Absolutely prep everything ahead of time as recommended because once you start this dish it comes together pretty quickly. You will also need a fairly big pan as the one I used was a 12" and I barely had room to mix everything in the pan.
I forgot the fish sauce (I was planning on using it instead of the anchovies). The dish tasted fine without it but I'm sure it would add to the dish if you used it. Recipe notes state you can use fish sauce in place of the soy sauce and anchovies.

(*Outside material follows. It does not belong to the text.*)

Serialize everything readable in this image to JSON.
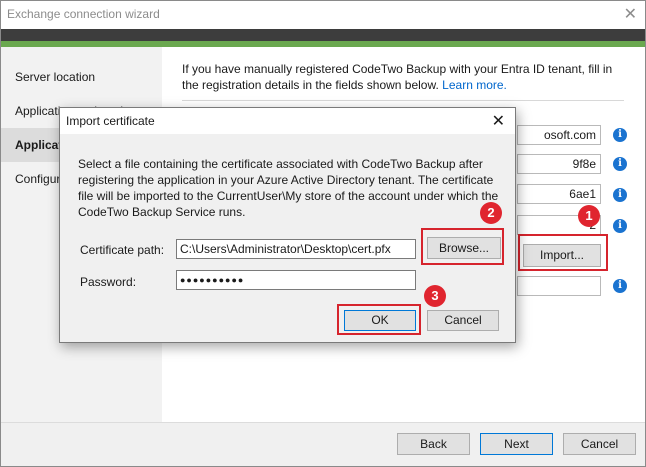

By the way, this made a great cold salad the next day!
SHRIMP PAD THAI
8 ounces rice-stick noodles
1/4 cup tomato-based chili sauce
1/4 cup fresh lime juice
3 tablespoons soy sauce
2 tablespoons light brown sugar
1 tablespoon anchovy paste
4 tablespoons vegetable oil
4 garlic cloves, minced
1 pound peeled and deveined medium shrimp
3 cups bean sprouts, plus more for garnish
8 scallions, trimmed, halved lengthwise, and cut crosswise into 2-inch pieces
1 large egg, lightly beaten
Assorted Garnishes, Optional:
1/3 cup chopped dry-roasted peanuts
Pinch of red pepper flakes
1 cup bean sprouts
1/4 cup fresh cilantro
Bring a large pot of water to a boil; remove from the heat. Stir in the noodles; let soak until softened (but still undercooked), 3 minutes. Drain; rinse under cold water until cool.
In a small bowl, whisk together the chili sauce, lime juice, soy sauce, brown sugar, and anchovy paste. In a large nonstick skillet, heat 2 tablespoons of the oil over medium-high heat. Add the garlic, and cook until fragrant, about 30 seconds. Add the shrimp; cook, tossing often, until just opaque throughout, about 3 minutes. Transfer the shrimp to a plate.

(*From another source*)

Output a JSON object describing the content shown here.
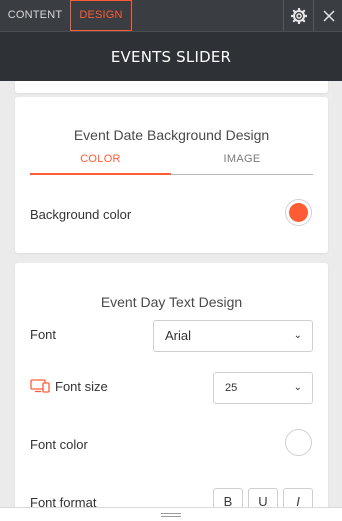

Return the skilled to medium-high heat. Add the remaining 2 tablespoons oil along with the noodles and chili sauce mixture; cook, tossing, until combined, about 1 minute. Add the bean sprouts, scallions, and shrimp. Pour in the egg; toss until the noodles are coated and cooked through, about 2 minutes. Serve topped with garnishes, if desired. SERVES 6
Note: I used a 7 ounce package of noodles, jarred chili sauce, frozen raw shrimp in a bag. I did not use any bean sprouts as a garnish.
Note: Makes a great leftover cold salad.